OAKLAND — With the promise of millions of dollars in lease revenue, city port officials will allow construction of a sand-and-gravel plant that environmentalists and even the state attorney general warn could destroy West Oakland. Air pollution will increase further.
Eagle Rock Aggregates, a Vancouver, Canada-based company, will store large quantities of construction materials in open air at an 18-acre marine bulk terminal at the port.
The 12-year lease — approved by the port’s board of commissioners last week — is expected to generate between $1 million and $6 million annually for the city’s port, where officials have pushed to boost economic activity and often Emphasis is placed on the creation of local jobs.
Residents and environmental advocates in nearby West Oakland neighborhoods have said for years that the area experiences disproportionately worse air pollution, and The study is shown Twice the rate of asthma hospitalizations and emergency room visits as other parts of Alameda County.
Still, a lawsuit by environmentalist group the West Oakland Environmental Indicators Project — backed by the state attorney general last year — is expected to reach a settlement that would allow the plant to be built.
Despite assurances from Eagle Rock that transporting the material would involve less emissions than previously planned, it appears the plant itself will operate without a cover to prevent air pollution.
Port officials did not comment on the lease agreement.

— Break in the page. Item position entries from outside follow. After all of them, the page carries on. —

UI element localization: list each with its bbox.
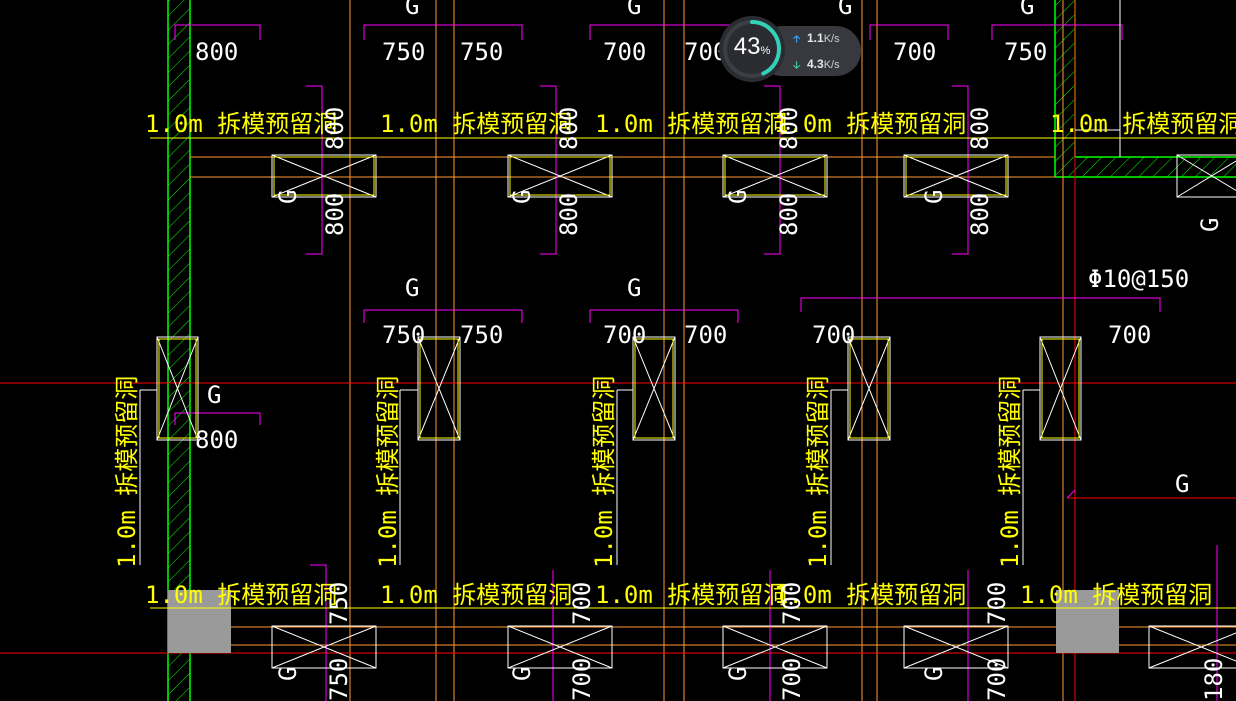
hole-box[interactable] bbox=[507, 625, 613, 669]
grid-mark-g-rotated: G bbox=[274, 667, 302, 681]
dim-text-vertical: 700 bbox=[778, 658, 806, 701]
note-top-row: 1.0m 拆模预留洞 1.0m 拆模预留洞 1.0m 拆模预留洞 1.0m 拆模… bbox=[145, 110, 1236, 138]
grid-mark-g: G bbox=[207, 381, 221, 409]
hole-note-text: 1.0m 拆模预留洞 bbox=[590, 376, 618, 568]
hole-box-vertical[interactable] bbox=[632, 336, 676, 441]
hole-note-text: 1.0m 拆模预留洞 bbox=[804, 376, 832, 568]
grid-mark-g-rotated: G bbox=[920, 190, 948, 204]
dim-text: 800 bbox=[195, 426, 238, 454]
dim-text: 750 bbox=[382, 38, 425, 66]
grid-mark-g-rotated: G bbox=[920, 667, 948, 681]
hole-box[interactable] bbox=[271, 625, 377, 669]
dim-text: 800 bbox=[195, 38, 238, 66]
dim-text: 700 bbox=[812, 321, 855, 349]
grid-mark-g: G bbox=[405, 274, 419, 302]
yellow-outlines bbox=[150, 137, 1236, 609]
grid-mark-g-rotated: G bbox=[724, 190, 752, 204]
grid-mark-g-rotated: G bbox=[274, 190, 302, 204]
dim-text-vertical: 750 bbox=[325, 658, 353, 701]
dim-text-vertical: 800 bbox=[775, 107, 803, 150]
dim-text: 750 bbox=[460, 38, 503, 66]
dim-text-vertical: 750 bbox=[325, 582, 353, 625]
dim-text-vertical: 800 bbox=[555, 107, 583, 150]
dim-text-vertical: 800 bbox=[321, 193, 349, 236]
rebar-spec-text: Φ10@150 bbox=[1088, 265, 1189, 293]
dim-text-vertical: 700 bbox=[983, 582, 1011, 625]
dim-text: 750 bbox=[382, 321, 425, 349]
hole-note-text: 1.0m 拆模预留洞 bbox=[113, 376, 141, 568]
grid-mark-g-rotated: G bbox=[508, 190, 536, 204]
dim-text-vertical: 800 bbox=[775, 193, 803, 236]
hole-note-text: 1.0m 拆模预留洞 bbox=[145, 110, 337, 138]
dim-text: 700 bbox=[1108, 321, 1151, 349]
grid-mark-g: G bbox=[1020, 0, 1034, 20]
grid-mark-g-rotated: G bbox=[724, 667, 752, 681]
cpu-usage-percent: 43% bbox=[733, 33, 771, 60]
dim-text-vertical: 700 bbox=[983, 658, 1011, 701]
dim-text: 750 bbox=[1004, 38, 1047, 66]
note-vertical: 1.0m 拆模预留洞 1.0m 拆模预留洞 1.0m 拆模预留洞 1.0m 拆模… bbox=[113, 376, 1024, 568]
dim-text: 700 bbox=[603, 321, 646, 349]
download-speed: 🡣 4.3K/s bbox=[793, 57, 840, 75]
note-bottom-row: 1.0m 拆模预留洞 1.0m 拆模预留洞 1.0m 拆模预留洞 1.0m 拆模… bbox=[145, 581, 1212, 609]
cad-drawing-canvas[interactable]: 1.0m 拆模预留洞 1.0m 拆模预留洞 1.0m 拆模预留洞 1.0m 拆模… bbox=[0, 0, 1236, 701]
hole-note-text: 1.0m 拆模预留洞 bbox=[145, 581, 337, 609]
dim-text: 700 bbox=[893, 38, 936, 66]
dim-text-vertical: 800 bbox=[321, 107, 349, 150]
upload-arrow-icon: 🡡 bbox=[793, 34, 801, 45]
hole-note-text: 1.0m 拆模预留洞 bbox=[380, 110, 572, 138]
grid-mark-g: G bbox=[1175, 470, 1189, 498]
dim-text: 750 bbox=[460, 321, 503, 349]
dim-text-vertical: 800 bbox=[966, 107, 994, 150]
dim-text-vertical: 800 bbox=[555, 193, 583, 236]
wall-hatch-right bbox=[1054, 0, 1236, 178]
network-speed-widget[interactable]: 43% 🡡 1.1K/s 🡣 4.3K/s bbox=[717, 14, 863, 88]
dim-text-vertical: 180 bbox=[1200, 658, 1228, 701]
hole-note-text: 1.0m 拆模预留洞 bbox=[595, 110, 787, 138]
grid-mark-g-rotated: G bbox=[508, 667, 536, 681]
grid-mark-g: G bbox=[627, 274, 641, 302]
grid-mark-g: G bbox=[405, 0, 419, 20]
download-arrow-icon: 🡣 bbox=[793, 60, 801, 71]
upload-speed: 🡡 1.1K/s bbox=[793, 31, 840, 49]
hole-note-text: 1.0m 拆模预留洞 bbox=[595, 581, 787, 609]
hole-note-text: 1.0m 拆模预留洞 bbox=[1020, 581, 1212, 609]
dim-text: 700 bbox=[684, 321, 727, 349]
grid-mark-g: G bbox=[627, 0, 641, 20]
hole-box[interactable] bbox=[722, 625, 828, 669]
dim-text-vertical: 800 bbox=[966, 193, 994, 236]
hole-note-text: 1.0m 拆模预留洞 bbox=[1050, 110, 1236, 138]
dim-text-vertical: 700 bbox=[568, 582, 596, 625]
dim-text: 700 bbox=[603, 38, 646, 66]
dim-text-vertical: 700 bbox=[568, 658, 596, 701]
hole-box-vertical[interactable] bbox=[847, 336, 891, 441]
grid-mark-g-rotated: G bbox=[1196, 218, 1224, 232]
hole-note-text: 1.0m 拆模预留洞 bbox=[996, 376, 1024, 568]
hole-note-text: 1.0m 拆模预留洞 bbox=[374, 376, 402, 568]
dim-text-vertical: 700 bbox=[778, 582, 806, 625]
hole-note-text: 1.0m 拆模预留洞 bbox=[380, 581, 572, 609]
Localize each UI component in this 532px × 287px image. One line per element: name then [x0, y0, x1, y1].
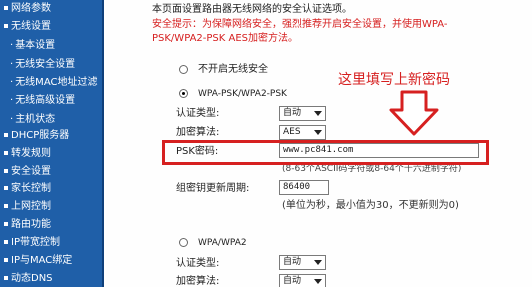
dash-icon: ·	[10, 95, 14, 106]
bullet-icon	[4, 132, 8, 137]
sidebar-item-wireless-advanced[interactable]: · 无线高级设置	[0, 92, 102, 109]
sidebar-item-label: 上网控制	[11, 201, 51, 212]
sidebar-item-wireless-security[interactable]: · 无线安全设置	[0, 56, 102, 73]
auth-type-select[interactable]: 自动	[279, 106, 326, 121]
dash-icon: ·	[10, 40, 14, 51]
sidebar-item-label: 路由功能	[11, 219, 51, 230]
dash-icon: ·	[10, 114, 14, 125]
sidebar-item-basic-settings[interactable]: · 基本设置	[0, 37, 102, 54]
bullet-icon	[4, 5, 8, 10]
sidebar-item-label: IP与MAC绑定	[11, 255, 73, 266]
renew-period-input[interactable]: 86400	[279, 180, 329, 195]
renew-hint: (单位为秒，最小值为30，不更新则为0)	[282, 200, 459, 211]
sidebar-item-forwarding[interactable]: 转发规则	[0, 145, 102, 162]
wpa-auth-type-select[interactable]: 自动	[279, 255, 326, 270]
wpa-encrypt-select[interactable]: 自动	[279, 274, 326, 287]
chevron-down-icon	[314, 111, 322, 116]
sidebar-item-label: 转发规则	[11, 148, 51, 159]
wpa-psk-radio[interactable]	[179, 89, 188, 98]
bullet-icon	[4, 185, 8, 190]
sidebar-item-label: 无线MAC地址过滤	[15, 77, 98, 88]
sidebar-item-routing[interactable]: 路由功能	[0, 216, 102, 233]
sidebar-item-parental-control[interactable]: 家长控制	[0, 180, 102, 197]
chevron-down-icon	[314, 260, 322, 265]
sidebar-item-mac-filter[interactable]: · 无线MAC地址过滤	[0, 74, 102, 91]
intro-text: 本页面设置路由器无线网络的安全认证选项。	[152, 4, 352, 15]
psk-highlight-box	[162, 140, 489, 165]
encrypt-select[interactable]: AES	[279, 125, 326, 140]
sidebar: 网络参数 无线设置 · 基本设置 · 无线安全设置 · 无线MAC地址过滤 · 无线高级…	[0, 0, 104, 287]
bullet-icon	[4, 168, 8, 173]
sidebar-item-wireless-settings[interactable]: 无线设置	[0, 18, 102, 35]
auth-type-label: 认证类型:	[176, 108, 220, 119]
wpa-encrypt-value: 自动	[283, 276, 302, 286]
sidebar-item-ddns[interactable]: 动态DNS	[0, 270, 102, 287]
bullet-icon	[4, 275, 8, 280]
sidebar-item-label: 主机状态	[15, 114, 56, 125]
bullet-icon	[4, 203, 8, 208]
dash-icon: ·	[10, 77, 14, 88]
sidebar-item-label: 无线安全设置	[15, 59, 76, 70]
security-tip: 安全提示：为保障网络安全，强烈推荐开启安全设置，并使用WPA-	[152, 19, 448, 30]
sidebar-item-bandwidth[interactable]: IP带宽控制	[0, 234, 102, 251]
wpa-encrypt-label: 加密算法:	[176, 276, 220, 287]
sidebar-item-label: 安全设置	[11, 166, 51, 177]
down-arrow-icon	[389, 90, 439, 136]
wpa-psk-label: WPA-PSK/WPA2-PSK	[198, 89, 287, 99]
sidebar-item-label: DHCP服务器	[11, 130, 70, 141]
auth-type-value: 自动	[283, 108, 302, 118]
sidebar-item-dhcp[interactable]: DHCP服务器	[0, 127, 102, 144]
renew-label: 组密钥更新周期:	[176, 183, 250, 194]
sidebar-item-label: 无线高级设置	[15, 95, 76, 106]
annotation-text: 这里填写上新密码	[338, 72, 450, 88]
no-security-label: 不开启无线安全	[198, 64, 268, 75]
chevron-down-icon	[314, 279, 322, 284]
bullet-icon	[4, 150, 8, 155]
security-tip-cont: PSK/WPA2-PSK AES加密方法。	[152, 33, 299, 44]
no-security-radio[interactable]	[179, 65, 188, 74]
sidebar-item-label: IP带宽控制	[11, 237, 60, 248]
bullet-icon	[4, 23, 8, 28]
sidebar-item-ip-mac-binding[interactable]: IP与MAC绑定	[0, 252, 102, 269]
sidebar-item-security[interactable]: 安全设置	[0, 163, 102, 180]
encrypt-value: AES	[283, 127, 301, 137]
bullet-icon	[4, 239, 8, 244]
sidebar-item-label: 家长控制	[11, 183, 51, 194]
bullet-icon	[4, 257, 8, 262]
sidebar-item-network-params[interactable]: 网络参数	[0, 0, 102, 17]
sidebar-item-label: 网络参数	[11, 3, 51, 14]
sidebar-item-label: 动态DNS	[11, 273, 53, 284]
sidebar-item-access-control[interactable]: 上网控制	[0, 198, 102, 215]
wpa-label: WPA/WPA2	[198, 238, 247, 248]
chevron-down-icon	[314, 130, 322, 135]
dash-icon: ·	[10, 59, 14, 70]
wpa-auth-type-value: 自动	[283, 257, 302, 267]
bullet-icon	[4, 221, 8, 226]
encrypt-label: 加密算法:	[176, 127, 220, 138]
sidebar-item-label: 基本设置	[15, 40, 56, 51]
sidebar-item-label: 无线设置	[11, 21, 51, 32]
wpa-radio[interactable]	[179, 238, 188, 247]
sidebar-item-host-status[interactable]: · 主机状态	[0, 111, 102, 128]
wpa-auth-type-label: 认证类型:	[176, 258, 220, 269]
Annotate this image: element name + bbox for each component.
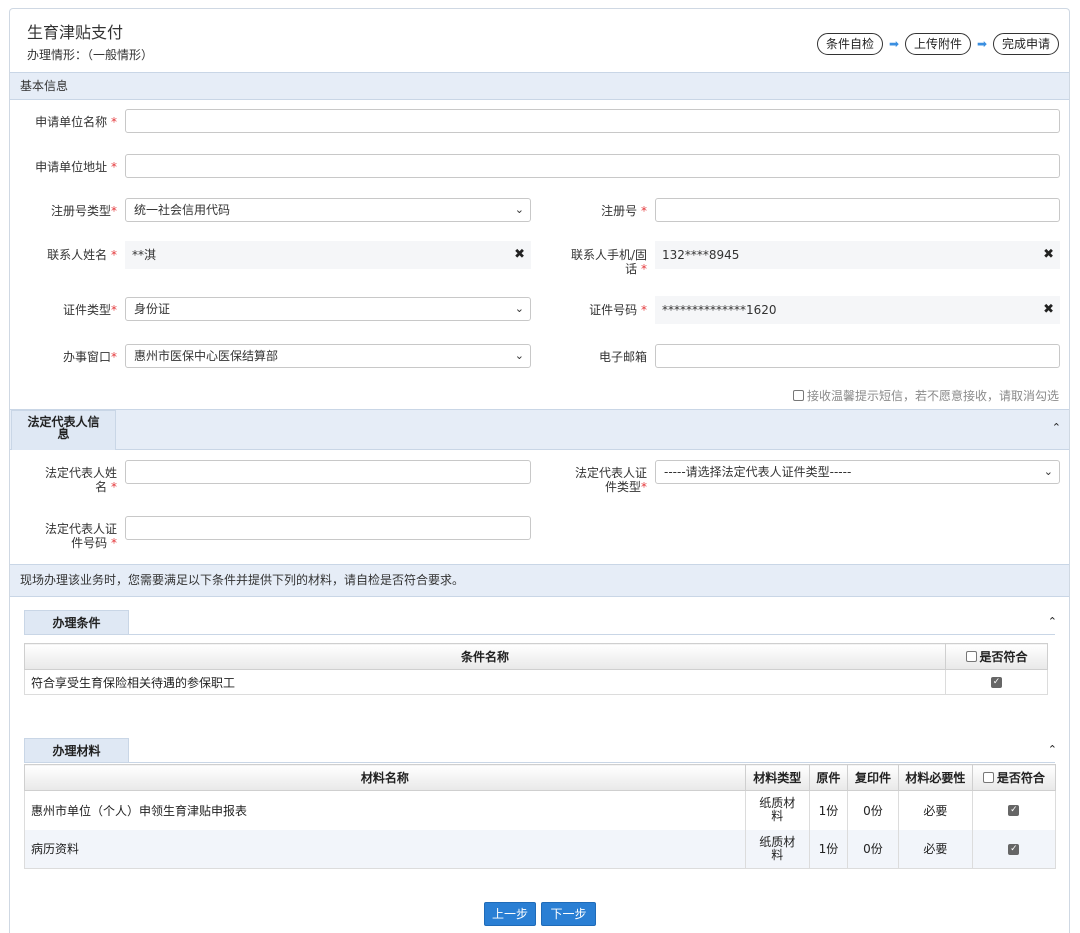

A spokeswoman for the port said details of the settlement would not be made public until it was “fully implemented and effective”.

Much of the pollution in West Oakland comes from the neighboring port, freeways, rail activities and other industries that produce diesel particulates, carbon emissions and other toxic hazards.
“We’ve pushed the port authority to start being accountable for what comes off their sites,” Margaret Gordon of the West Oakland Environmental Indicators Project said in a recent interview.
Last year, state Attorney General Rob Bonta. Joined the environmental group’s legal battle. against building the plant, agreeing that the millions of tons of construction materials stored there could allow dust and particles to float into the community.
“The Eagle Rock Aggregate Terminal will only increase their pollution burden, resulting in shorter life spans, more emergency room trips, and chronic illness,” Buonta’s office said at the time.
Other regional agencies — including the Bay Area Air Quality Management District and the San Francisco Bay Conservation and Development Commission — have publicly called on the port to do more to mitigate the plant’s impacts.
Port officials note that, as part of the settlement, Oakland-bound ships will use shore power — a fuel alternative — while berthed in the port.
Feeling that concerns had been addressed, port staff spoke in a staff report of the potential “revenue generation and portfolio diversification” that the Eagle Rock plant would generate.
“Furthermore, the project provides much-needed construction materials, all of which will be used for a number of local (and regional) construction projects that will support housing, the local economy and local jobs,” the report states. are,” the report said.
The port board is expected to bring the lease agreement back for a second reading and final vote in the coming weeks.